You are right about Michael Phelps, Brent. My point there was not to compare him to the others, but to demonstrate how we tend to put these guys up on pedestals and then they let us down.
And I certainly did not intend to speak against redemption and second chances. Josh Hamilton is one of my favorite baseball stories.
I’m now officially a fan of Brian Davis, a British golfer. Today, he was in a playoff with Jim Furyk and while hitting a shot out of a hazard he committed a minor violation, he hit a reed on his backswing.

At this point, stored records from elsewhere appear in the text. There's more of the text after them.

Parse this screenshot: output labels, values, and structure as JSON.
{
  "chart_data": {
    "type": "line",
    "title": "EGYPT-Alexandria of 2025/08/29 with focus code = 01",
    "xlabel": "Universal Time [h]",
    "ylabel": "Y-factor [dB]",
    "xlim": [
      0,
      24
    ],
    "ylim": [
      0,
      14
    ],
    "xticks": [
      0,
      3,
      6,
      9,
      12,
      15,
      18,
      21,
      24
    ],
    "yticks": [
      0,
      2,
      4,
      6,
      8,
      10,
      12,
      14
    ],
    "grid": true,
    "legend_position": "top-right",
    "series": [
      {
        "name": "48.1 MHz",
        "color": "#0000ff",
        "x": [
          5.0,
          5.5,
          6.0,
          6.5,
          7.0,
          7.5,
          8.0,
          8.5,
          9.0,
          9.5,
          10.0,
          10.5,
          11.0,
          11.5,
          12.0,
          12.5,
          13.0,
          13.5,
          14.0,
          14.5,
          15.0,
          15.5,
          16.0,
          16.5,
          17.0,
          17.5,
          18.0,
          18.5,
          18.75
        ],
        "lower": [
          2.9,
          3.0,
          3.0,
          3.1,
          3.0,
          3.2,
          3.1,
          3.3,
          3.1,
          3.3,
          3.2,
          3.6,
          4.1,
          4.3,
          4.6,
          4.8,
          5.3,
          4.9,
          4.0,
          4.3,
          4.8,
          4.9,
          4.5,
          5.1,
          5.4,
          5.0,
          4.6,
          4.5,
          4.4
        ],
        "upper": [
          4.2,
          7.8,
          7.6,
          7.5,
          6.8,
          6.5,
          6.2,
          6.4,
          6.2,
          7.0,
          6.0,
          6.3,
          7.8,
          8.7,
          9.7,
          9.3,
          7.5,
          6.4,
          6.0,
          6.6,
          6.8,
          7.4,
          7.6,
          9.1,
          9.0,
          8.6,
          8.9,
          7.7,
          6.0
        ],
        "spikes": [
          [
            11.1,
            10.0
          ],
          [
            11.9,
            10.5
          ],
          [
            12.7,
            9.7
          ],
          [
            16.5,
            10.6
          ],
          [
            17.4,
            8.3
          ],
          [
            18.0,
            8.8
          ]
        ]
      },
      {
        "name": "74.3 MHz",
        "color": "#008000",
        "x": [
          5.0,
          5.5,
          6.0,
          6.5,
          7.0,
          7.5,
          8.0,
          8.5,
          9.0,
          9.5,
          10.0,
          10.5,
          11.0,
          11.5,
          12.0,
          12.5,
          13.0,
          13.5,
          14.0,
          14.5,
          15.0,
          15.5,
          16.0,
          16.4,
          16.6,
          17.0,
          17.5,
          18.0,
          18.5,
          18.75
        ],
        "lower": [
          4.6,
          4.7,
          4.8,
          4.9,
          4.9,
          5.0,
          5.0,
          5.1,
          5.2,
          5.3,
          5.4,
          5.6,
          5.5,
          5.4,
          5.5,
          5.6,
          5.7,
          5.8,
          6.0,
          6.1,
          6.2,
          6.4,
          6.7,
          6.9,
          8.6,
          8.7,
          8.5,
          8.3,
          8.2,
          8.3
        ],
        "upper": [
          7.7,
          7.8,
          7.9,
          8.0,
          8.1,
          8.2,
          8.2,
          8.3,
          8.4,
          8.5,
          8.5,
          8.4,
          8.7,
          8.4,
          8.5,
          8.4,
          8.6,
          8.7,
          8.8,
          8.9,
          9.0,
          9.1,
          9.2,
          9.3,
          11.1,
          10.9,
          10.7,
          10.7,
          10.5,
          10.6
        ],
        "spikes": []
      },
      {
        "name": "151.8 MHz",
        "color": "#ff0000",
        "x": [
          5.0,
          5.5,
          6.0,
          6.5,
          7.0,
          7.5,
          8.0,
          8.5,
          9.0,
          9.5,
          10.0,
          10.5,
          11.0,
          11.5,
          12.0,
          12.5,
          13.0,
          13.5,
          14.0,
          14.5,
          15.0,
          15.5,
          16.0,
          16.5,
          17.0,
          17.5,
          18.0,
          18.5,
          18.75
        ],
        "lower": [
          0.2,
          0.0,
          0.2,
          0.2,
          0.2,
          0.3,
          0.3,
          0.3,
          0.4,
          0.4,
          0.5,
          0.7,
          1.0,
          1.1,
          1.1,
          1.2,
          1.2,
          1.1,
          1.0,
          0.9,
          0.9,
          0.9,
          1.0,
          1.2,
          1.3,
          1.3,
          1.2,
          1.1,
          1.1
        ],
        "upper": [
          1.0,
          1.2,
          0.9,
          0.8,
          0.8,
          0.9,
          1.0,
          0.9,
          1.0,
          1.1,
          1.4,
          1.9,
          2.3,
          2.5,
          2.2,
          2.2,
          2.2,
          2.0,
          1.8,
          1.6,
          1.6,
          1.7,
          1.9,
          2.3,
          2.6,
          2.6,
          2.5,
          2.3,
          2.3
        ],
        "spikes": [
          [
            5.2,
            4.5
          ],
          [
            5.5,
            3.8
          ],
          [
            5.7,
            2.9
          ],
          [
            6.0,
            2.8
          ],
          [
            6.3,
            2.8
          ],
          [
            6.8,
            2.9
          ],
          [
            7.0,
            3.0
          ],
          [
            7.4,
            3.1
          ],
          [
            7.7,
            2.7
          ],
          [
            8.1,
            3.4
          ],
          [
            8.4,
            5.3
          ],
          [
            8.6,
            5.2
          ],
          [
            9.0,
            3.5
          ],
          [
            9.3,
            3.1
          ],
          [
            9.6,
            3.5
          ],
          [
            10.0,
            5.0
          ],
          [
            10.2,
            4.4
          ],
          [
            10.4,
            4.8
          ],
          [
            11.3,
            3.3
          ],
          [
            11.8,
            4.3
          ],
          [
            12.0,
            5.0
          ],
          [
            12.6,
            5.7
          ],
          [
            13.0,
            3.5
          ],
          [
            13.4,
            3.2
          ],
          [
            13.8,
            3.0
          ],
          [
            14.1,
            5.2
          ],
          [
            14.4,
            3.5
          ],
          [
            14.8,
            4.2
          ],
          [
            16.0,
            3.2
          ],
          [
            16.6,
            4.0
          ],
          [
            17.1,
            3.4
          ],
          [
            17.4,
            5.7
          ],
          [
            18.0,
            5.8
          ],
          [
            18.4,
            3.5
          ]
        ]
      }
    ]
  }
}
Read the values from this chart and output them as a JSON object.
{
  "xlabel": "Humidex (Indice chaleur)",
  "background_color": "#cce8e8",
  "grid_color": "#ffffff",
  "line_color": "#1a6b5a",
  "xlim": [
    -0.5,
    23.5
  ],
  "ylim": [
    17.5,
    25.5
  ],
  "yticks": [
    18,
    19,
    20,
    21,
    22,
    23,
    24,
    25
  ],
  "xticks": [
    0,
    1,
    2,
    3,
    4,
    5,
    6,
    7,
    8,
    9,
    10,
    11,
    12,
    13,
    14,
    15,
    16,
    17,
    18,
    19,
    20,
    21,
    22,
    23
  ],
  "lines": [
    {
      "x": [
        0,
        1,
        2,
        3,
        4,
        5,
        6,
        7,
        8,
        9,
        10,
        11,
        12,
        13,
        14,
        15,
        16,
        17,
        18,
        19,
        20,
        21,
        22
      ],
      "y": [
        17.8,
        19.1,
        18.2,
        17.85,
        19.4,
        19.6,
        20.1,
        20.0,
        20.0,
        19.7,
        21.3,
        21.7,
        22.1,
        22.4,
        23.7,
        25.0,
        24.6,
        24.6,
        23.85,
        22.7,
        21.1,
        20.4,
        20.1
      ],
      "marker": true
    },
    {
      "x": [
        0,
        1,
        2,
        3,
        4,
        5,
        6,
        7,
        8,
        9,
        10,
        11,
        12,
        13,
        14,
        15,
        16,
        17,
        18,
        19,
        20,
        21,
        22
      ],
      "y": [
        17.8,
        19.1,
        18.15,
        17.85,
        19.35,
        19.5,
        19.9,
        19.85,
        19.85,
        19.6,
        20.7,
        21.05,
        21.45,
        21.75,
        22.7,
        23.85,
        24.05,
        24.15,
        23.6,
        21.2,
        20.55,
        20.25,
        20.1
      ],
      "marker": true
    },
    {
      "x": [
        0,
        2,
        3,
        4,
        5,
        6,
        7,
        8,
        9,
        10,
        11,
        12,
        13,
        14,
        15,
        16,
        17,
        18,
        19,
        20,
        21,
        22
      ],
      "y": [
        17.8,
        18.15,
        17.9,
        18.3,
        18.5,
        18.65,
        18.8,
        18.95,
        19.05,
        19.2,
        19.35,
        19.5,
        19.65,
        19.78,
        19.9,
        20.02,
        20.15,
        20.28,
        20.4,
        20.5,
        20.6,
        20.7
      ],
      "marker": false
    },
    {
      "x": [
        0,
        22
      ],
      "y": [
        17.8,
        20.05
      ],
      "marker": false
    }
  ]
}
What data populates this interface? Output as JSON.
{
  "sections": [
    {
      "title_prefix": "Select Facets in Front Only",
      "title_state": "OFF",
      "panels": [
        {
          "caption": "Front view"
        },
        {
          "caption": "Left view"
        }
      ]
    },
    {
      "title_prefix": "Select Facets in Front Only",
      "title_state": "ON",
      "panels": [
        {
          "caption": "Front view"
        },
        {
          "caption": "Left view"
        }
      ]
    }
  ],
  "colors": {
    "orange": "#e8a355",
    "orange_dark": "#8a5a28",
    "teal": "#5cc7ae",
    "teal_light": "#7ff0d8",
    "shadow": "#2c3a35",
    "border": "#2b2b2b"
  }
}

HE TURNED HIMSELF IN – took a 2 stroke penalty and lost the playoff. that is the kind of honor you wish you had more of in sports today.
Wow… Thats awesome.
I don’t care who it is . . . at least the Pharisees were smart enough to drop their stones instead of throwing them at the person caught in sexual sin. And we are called to love jerks. What good does it do if we only love those we want to love or those who deserve it? The desire to give up on people does not come from God; He never gives up on us.
Stephen,
This is a great example of missing the point of the entire post. Dave did not imply he will not love them, pray for them, and hope they come to a saving knowledge of Jesus.
Is it safe to say, Stephen, that you did not even bother to read what I wrote before you sent this condemnatory love-note?
It appears your comment was a drive-by and you aren’t coming back to engage. But do you really think it is somehow godly to root for men who flaunt laws of decency and righteousness? Should we ignore Tiger’s infidelity? Ben’s Roethlisberger’s rape (or rapes)?
Christian love demands that we renounce moral standards?
Not a “drive-by” comment, just don’t feel the need to argue. And I’ve been working; I don’t spend a lot of time on the blogs. Arguing is all we do in the SBC anymore; it’s why we are not making an impact — because the world does not see our love. We are the Pharisees of today. But since you want a reply to the reply, here it goes. I did read the article, by the way. If you are getting so angry at the words of Jesus, that says something. The Pharisees were world champions at upholding moral standards, too. There is a difference between upholding moral standards and condemning people. Jesus did the first but not the second. If it was an article about how sad you are or how much compassion you feel for these people, we would have no argument. But there are few such articles on the SBC blogs. If it were an article about your failures, you would be my hero — because there are even fewer such articles on the SBC blogs. Yes, the word “jerks” got to me. But a person who calls someone a “fool” is in danger of hell fire. There are no pure sports team; there are no pure people; there are no pure bloggers (including me). If it makes you feel better, I am a Yankees fan also (after the Marlins and Braves). God bless you. Really, that’s not sarcastic or mean-spirited in any way. God bless you, Dave. I wish you the best. Please keep writing.
On the positive side, the Red Sox are 4-9!!!